Thursday, March 31, 2011

Reporting IRA Distributions, Contributing to a Roth IRA Highlight Mailbag

This week's Slott Report Mailbag includes consumer questions about reporting IRA distributions, the proper life expectancy table to use with 72(t) payments and the ability to contribute to a Roth IRA if you are already part of a company plan.  As always, we stress the importance of working with a competent, educated financial advisor to keep your retirement nest egg safe and secure.



I have a couple of questions.  My mom passed and left a traditional IRA for $4,500 dollars.   I am 62 years old and on unemployment.  I want to take it out, but don't know if I have to report it.  The other question is should I just take it out as cash or have federal tax deducted from it?  This is all very confusing to me.   If I don't cash it could I also have the option of just putting it somewhere else?  I just don't want to get in trouble. Thank you for any clarity.

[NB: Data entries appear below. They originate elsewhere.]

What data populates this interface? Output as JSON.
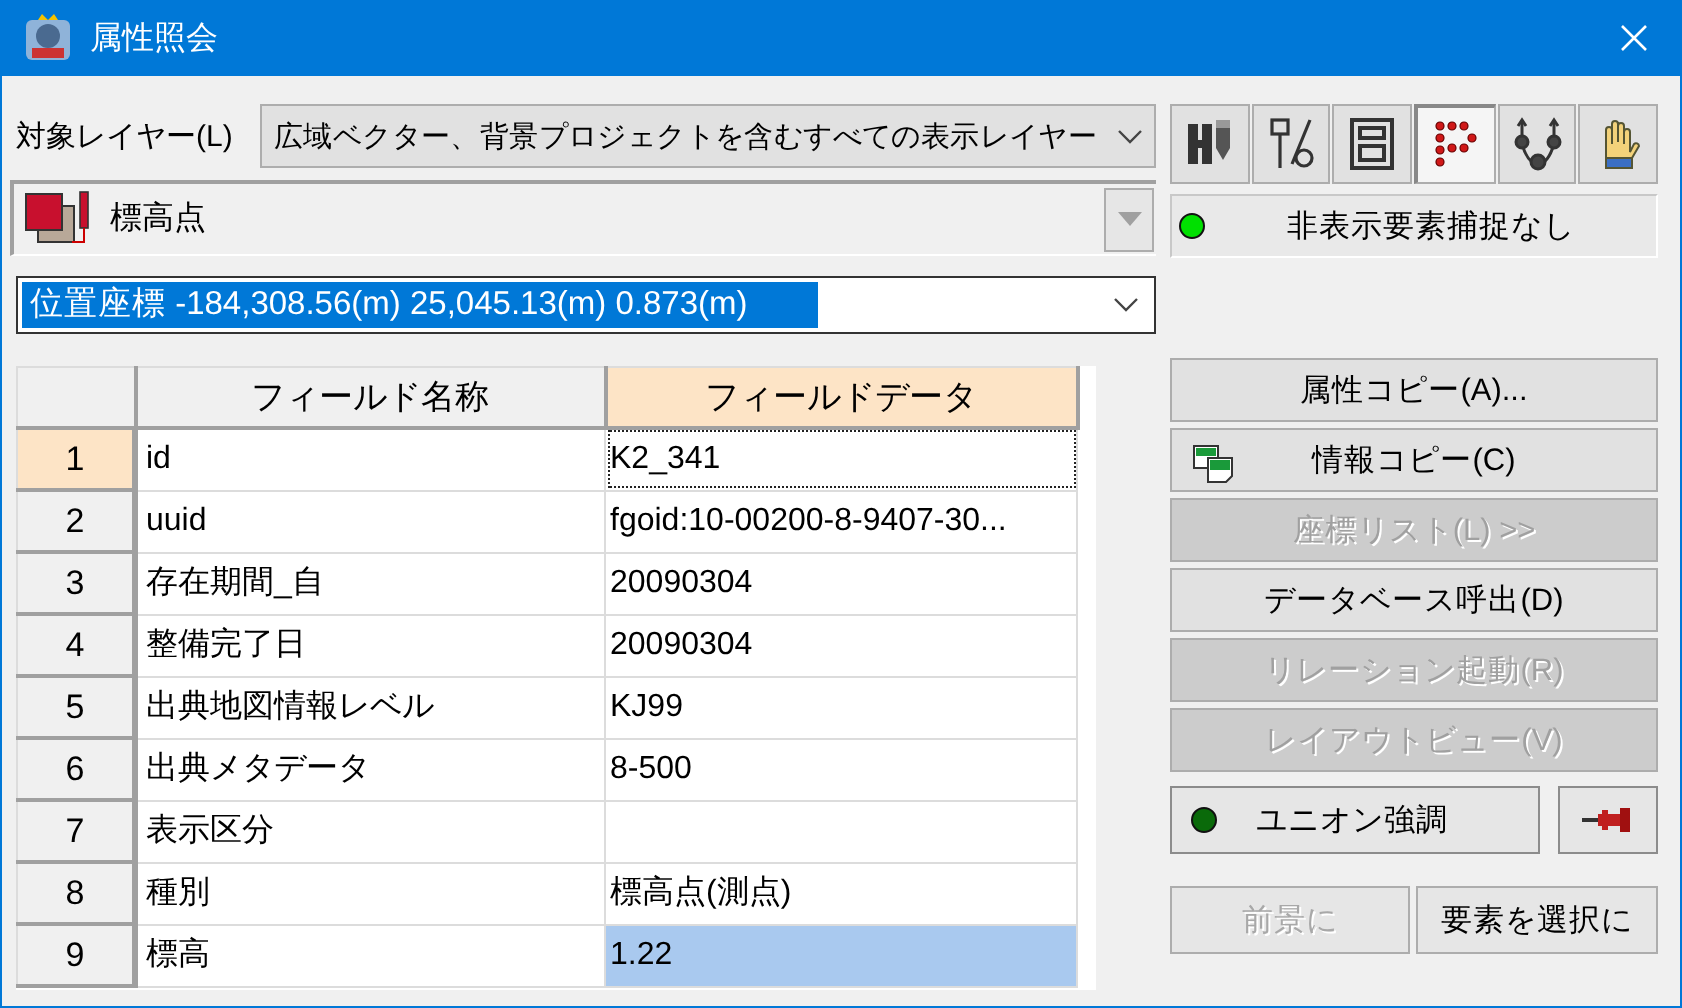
{
  "window": {
    "title": "属性照会"
  },
  "target_layer": {
    "label": "対象レイヤー(L)",
    "value": "広域ベクター、背景プロジェクトを含むすべての表示レイヤー"
  },
  "layer": {
    "name": "標高点",
    "dropdown_disabled": true
  },
  "position": {
    "value": "位置座標 -184,308.56(m) 25,045.13(m) 0.873(m)",
    "selected": true
  },
  "tools": [
    {
      "kind": "pencil",
      "selected": false
    },
    {
      "kind": "probe",
      "selected": false
    },
    {
      "kind": "frame",
      "selected": false
    },
    {
      "kind": "dots",
      "selected": true
    },
    {
      "kind": "nodes",
      "selected": false
    },
    {
      "kind": "hand",
      "selected": false
    }
  ],
  "hidden_capture": {
    "label": "非表示要素捕捉なし",
    "on": true
  },
  "table": {
    "columns": [
      {
        "label": "フィールド名称",
        "selected": false
      },
      {
        "label": "フィールドデータ",
        "selected": true
      }
    ],
    "rows": [
      {
        "number": "1",
        "name": "id",
        "value": "K2_341",
        "current": true,
        "selected": false
      },
      {
        "number": "2",
        "name": "uuid",
        "value": "fgoid:10-00200-8-9407-30...",
        "current": false,
        "selected": false
      },
      {
        "number": "3",
        "name": "存在期間_自",
        "value": "20090304",
        "current": false,
        "selected": false
      },
      {
        "number": "4",
        "name": "整備完了日",
        "value": "20090304",
        "current": false,
        "selected": false
      },
      {
        "number": "5",
        "name": "出典地図情報レベル",
        "value": "KJ99",
        "current": false,
        "selected": false
      },
      {
        "number": "6",
        "name": "出典メタデータ",
        "value": "8-500",
        "current": false,
        "selected": false
      },
      {
        "number": "7",
        "name": "表示区分",
        "current": false,
        "selected": false
      },
      {
        "number": "8",
        "name": "種別",
        "value": "標高点(測点)",
        "current": false,
        "selected": false
      },
      {
        "number": "9",
        "name": "標高",
        "value": "1.22",
        "current": false,
        "selected": true
      }
    ]
  },
  "actions": [
    {
      "label": "属性コピー(A)...",
      "kind": "plain",
      "disabled": false
    },
    {
      "label": "情報コピー(C)",
      "kind": "copy",
      "disabled": false
    },
    {
      "label": "座標リスト(L) >>",
      "kind": "plain",
      "disabled": true
    },
    {
      "label": "データベース呼出(D)",
      "kind": "plain",
      "disabled": false
    },
    {
      "label": "リレーション起動(R)",
      "kind": "plain",
      "disabled": true
    },
    {
      "label": "レイアウトビュー(V)",
      "kind": "plain",
      "disabled": true
    }
  ],
  "union": {
    "label": "ユニオン強調",
    "on": false
  },
  "bottom_buttons": [
    {
      "label": "前景に",
      "disabled": true
    },
    {
      "label": "要素を選択に",
      "disabled": false
    }
  ]
}
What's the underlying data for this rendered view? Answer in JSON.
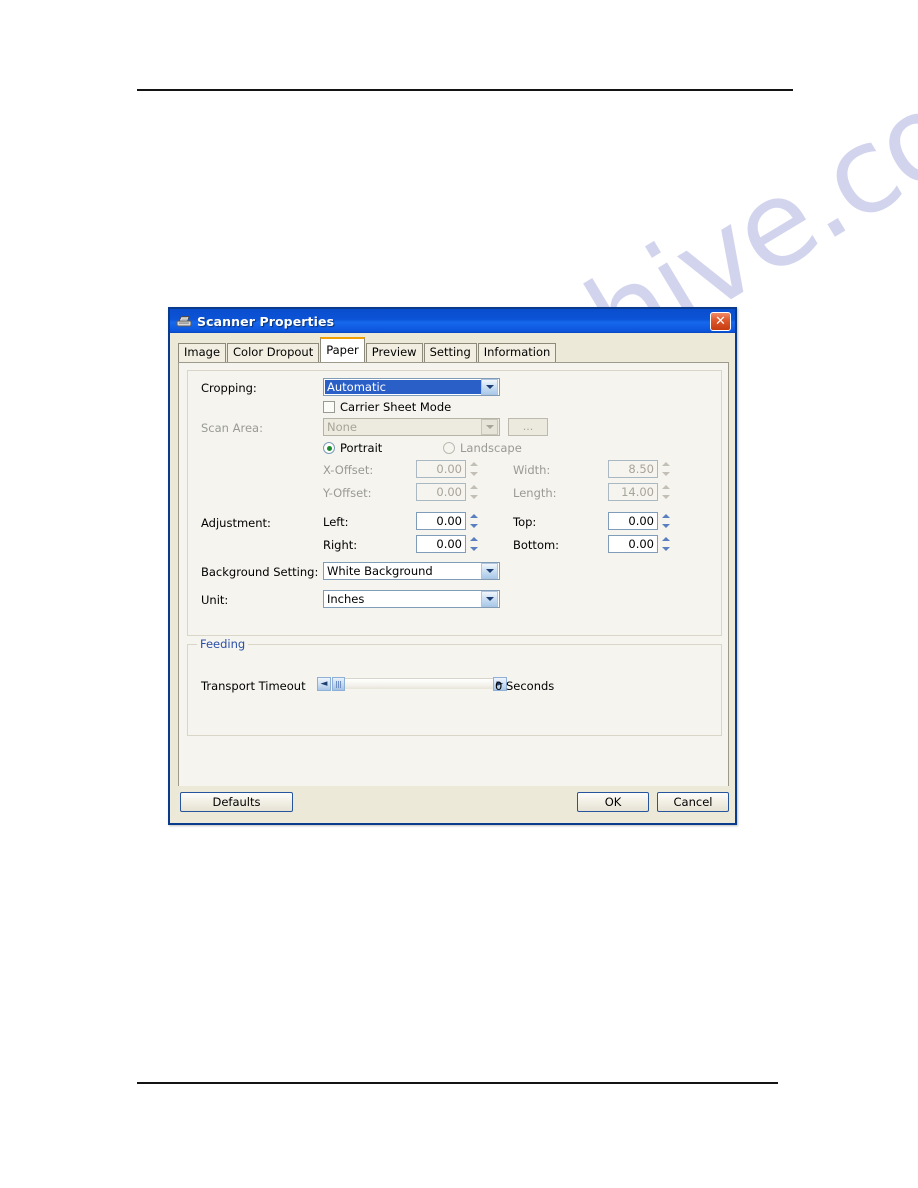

Any distribution you take from an IRA will be reported to you and to IRS on a 1099-R form.  You will have to include the distribution in your income for the year.   In most cases, you will have to pay income tax on the distribution unless your mother did not take a deduction for the funds when she put them in the IRA.  As an alternative, you can leave the funds in an inherited IRA and take required distributions from the IRA each year.


Good morning,

My employer makes an annual contribution to a SEP-IRA account for me.  Does this preclude me from contributing to a Roth IRA?

If so, if the employer contribution is less than $6,000 (I am 66 years old), can I contribute the difference to a Roth IRA?

Thank you for your assistance.

Martha P. Willis

You can make a contribution to a Roth IRA (so long as you have earned income equal to or greater than your contribution) even though your employer is contributing to a SEP IRA for your benefit.   In the year you contribute to a Roth IRA, and if you are filing a joint tax return, your ability to contribute to a Roth IRA begins to phase out at $169,000 and if income is over $179,000 in 2011 you cannot contribute to a Roth IRA.

The contribution limit for 2011 is $5,000 per person.  However, if you are age 50 or older by 12/31/11 you could add another $1,000 for a total of $6,000.


Dear Mailbag,

As an active South Carolina Retirement System member I was eligible for service retirement several years ago and elected to participate in the Teacher and Employee Retention Incentive (TERI) program when completing an application for service retirement.

Questions: I want to minimize taxes and use as much of this money for retirement as possible.   What would you suggest doing with the approximately $150,000 at the end of my 60 months.  Is a Roth IRA a good option?

Thanks, so much for your advice.

We like Roth IRAs but one may not be good for everyone.  There are many factors to consider and you should consult with a qualified financial advisor.   If you don't have one, you can go to our web site,, and click on "Find an Advisor" in your area.  All the advisors listed have been trained by Ed Slott and Company and are qualified to help you make an informed decision.


We are currently set up with 72(t) distributions from an IRA.

My husband is considering the one time change from the amortization method to the RMD method. Can you tell me which life table should be used to calculate the Required Minimum Distribution.  I am NOT 10 years younger than him.  I was told two different things from the custodian, one said he would have to use the single life expectancy table, and the other said he could choose to use either the joint or the single?

We would really appreciate your input.

Thank you!

He can use either the single life expectancy table or the uniform lifetime table.  Both tables are found in IRS Publication 590.  Generally, you want to create the largest possible distribution amount from the smallest possible account balance. You can do this best by using the Single Life Table.  Once you have chosen a table however, you cannot change it until the end of your 72(t) schedule.